While surfing the web for anything curation-related, I came across one of the most interesting sites I’ve seen so far: sisters Nancy O’Brien and Deb Andelt’s experienceinmotion.net. At the top of their home page reads “equipping you to curate meaningful experiences.” This confused me, I wasn’t sure where they were gonna go with this. Basically, what these two women do is attempt to strengthen healthcare organizations by strengthening the relationships in the work place, through a therapeutic and hippie chick kind of method.
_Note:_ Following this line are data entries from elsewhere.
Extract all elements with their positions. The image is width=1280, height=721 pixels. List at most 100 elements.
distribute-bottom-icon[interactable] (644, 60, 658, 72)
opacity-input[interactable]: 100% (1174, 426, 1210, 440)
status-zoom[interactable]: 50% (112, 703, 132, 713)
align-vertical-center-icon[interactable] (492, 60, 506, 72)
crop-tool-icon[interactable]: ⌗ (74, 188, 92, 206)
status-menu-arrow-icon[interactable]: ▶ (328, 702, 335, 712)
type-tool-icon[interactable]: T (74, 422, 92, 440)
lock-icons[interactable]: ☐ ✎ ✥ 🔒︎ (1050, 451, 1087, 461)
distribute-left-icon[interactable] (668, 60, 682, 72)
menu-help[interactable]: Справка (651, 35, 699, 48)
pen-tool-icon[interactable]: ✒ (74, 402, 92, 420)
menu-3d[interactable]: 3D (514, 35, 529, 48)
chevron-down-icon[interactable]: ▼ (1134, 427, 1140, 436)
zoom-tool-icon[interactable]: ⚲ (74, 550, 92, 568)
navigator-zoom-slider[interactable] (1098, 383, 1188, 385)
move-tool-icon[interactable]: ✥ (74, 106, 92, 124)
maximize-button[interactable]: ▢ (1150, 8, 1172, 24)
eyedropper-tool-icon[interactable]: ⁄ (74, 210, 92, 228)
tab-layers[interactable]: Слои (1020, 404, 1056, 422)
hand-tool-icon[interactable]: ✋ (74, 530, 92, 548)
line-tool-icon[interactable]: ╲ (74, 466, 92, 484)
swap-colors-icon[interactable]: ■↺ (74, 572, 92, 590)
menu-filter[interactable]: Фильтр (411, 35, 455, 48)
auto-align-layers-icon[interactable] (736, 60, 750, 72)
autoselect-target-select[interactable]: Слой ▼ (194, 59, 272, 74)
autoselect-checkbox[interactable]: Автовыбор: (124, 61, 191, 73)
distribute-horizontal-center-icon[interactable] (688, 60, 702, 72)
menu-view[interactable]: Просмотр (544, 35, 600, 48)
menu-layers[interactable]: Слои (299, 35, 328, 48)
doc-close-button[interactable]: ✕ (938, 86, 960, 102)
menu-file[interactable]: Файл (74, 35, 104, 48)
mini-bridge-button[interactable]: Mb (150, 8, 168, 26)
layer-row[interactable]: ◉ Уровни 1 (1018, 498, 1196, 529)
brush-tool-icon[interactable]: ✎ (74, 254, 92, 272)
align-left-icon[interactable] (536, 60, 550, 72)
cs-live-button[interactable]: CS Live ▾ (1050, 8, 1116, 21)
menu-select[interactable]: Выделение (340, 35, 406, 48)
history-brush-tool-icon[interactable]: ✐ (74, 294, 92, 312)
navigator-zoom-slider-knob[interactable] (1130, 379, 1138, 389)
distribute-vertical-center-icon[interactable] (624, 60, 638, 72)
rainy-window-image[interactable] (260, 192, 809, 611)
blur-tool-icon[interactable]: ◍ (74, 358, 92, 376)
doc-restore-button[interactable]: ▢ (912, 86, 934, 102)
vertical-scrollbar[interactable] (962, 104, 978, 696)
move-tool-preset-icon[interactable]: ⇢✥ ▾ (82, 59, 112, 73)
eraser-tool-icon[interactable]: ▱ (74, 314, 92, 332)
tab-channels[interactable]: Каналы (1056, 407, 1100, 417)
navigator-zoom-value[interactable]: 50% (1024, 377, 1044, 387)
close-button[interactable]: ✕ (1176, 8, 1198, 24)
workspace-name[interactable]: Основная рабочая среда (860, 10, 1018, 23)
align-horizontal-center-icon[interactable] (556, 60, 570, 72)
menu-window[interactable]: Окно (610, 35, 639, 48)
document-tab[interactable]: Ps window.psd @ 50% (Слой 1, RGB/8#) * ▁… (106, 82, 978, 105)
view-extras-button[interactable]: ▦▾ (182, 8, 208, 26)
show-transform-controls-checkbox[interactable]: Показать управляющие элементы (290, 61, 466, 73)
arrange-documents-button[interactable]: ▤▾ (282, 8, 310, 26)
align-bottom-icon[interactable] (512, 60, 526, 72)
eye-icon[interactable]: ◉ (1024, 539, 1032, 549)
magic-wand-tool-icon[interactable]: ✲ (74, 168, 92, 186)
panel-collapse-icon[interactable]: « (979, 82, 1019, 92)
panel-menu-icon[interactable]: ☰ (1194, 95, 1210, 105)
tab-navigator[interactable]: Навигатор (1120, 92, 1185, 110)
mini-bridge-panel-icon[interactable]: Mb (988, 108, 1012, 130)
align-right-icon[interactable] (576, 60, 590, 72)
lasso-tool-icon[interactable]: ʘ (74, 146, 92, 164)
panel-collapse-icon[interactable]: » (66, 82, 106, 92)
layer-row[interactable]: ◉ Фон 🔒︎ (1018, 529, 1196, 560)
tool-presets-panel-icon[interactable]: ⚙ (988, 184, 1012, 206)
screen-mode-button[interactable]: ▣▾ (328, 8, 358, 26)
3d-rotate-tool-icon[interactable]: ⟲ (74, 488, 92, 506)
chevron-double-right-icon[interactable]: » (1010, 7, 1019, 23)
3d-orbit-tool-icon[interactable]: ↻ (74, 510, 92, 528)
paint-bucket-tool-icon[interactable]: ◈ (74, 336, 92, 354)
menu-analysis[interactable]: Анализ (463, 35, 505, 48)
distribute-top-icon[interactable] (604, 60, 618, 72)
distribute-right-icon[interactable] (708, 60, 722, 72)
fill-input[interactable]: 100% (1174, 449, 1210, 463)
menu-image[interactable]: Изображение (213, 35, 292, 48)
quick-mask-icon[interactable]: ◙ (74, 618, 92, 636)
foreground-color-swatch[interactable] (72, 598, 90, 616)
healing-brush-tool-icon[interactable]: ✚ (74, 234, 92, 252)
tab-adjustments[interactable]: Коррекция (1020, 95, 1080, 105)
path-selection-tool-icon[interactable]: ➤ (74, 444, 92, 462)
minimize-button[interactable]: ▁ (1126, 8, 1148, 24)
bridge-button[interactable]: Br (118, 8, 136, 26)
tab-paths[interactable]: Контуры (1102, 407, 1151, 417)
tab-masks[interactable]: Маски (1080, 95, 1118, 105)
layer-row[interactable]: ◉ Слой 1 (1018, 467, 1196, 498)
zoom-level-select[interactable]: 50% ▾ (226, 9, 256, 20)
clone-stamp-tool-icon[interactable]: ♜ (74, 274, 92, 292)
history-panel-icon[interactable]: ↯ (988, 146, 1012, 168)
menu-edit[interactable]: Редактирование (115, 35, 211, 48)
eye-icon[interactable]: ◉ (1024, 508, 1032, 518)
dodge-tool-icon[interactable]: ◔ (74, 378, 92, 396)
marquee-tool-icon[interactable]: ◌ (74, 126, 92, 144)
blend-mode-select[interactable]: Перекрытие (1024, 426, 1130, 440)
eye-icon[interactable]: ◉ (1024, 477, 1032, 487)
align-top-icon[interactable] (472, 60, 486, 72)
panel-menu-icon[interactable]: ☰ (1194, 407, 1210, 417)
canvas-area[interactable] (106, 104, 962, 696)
The sisters are both experts in a field that I did not know existed known as “customer and employee experience management.” The method they implement with the businesses that ask for their help is known as “strategic experience management.” They compare said businesses to museums, stating that the job of an art curator is to choose and display work that will “evoke an emotional response.” They go on to say that “we always respond emotionally to our experiences…so just like in museums, it’s the only focus that makes sense.” In the work place, the experience that both medical staff and their patients are a part of is “the soul – the beingness – of the organization,” and they continually “edit” that experience based on their choices regarding people and their “individual attitudes and actions,” processes, or “how things work or don’t work,” and finally, “the sensory environment.” Through this process, the sisters hope to “equip and empower everyone in the organization with insights to make more conscious and consistent choices on how they engage with others to create meaningful connections;” they want to “align all aspects of the business towards an emotional ‘end-frame.'” Basically, what I’m getting from all this and after reading the entire site, they strongly stress the idea of self-care, warning that business owner’s and their staff’s well-being will be reflected in their work. The curating aspect of their theories finally pokes its head out a little when they discuss the importance of awareness, stating that it is a process of “selectively directing your attention to specific aspects of what’s happening around you and being conscious of events, objects or patterns picked up by your senses and the impact those aspects have on how you are feeling.” In this way, we are able to successfully “curate” our experiences, and for those in healthcare, apparently that’s good news.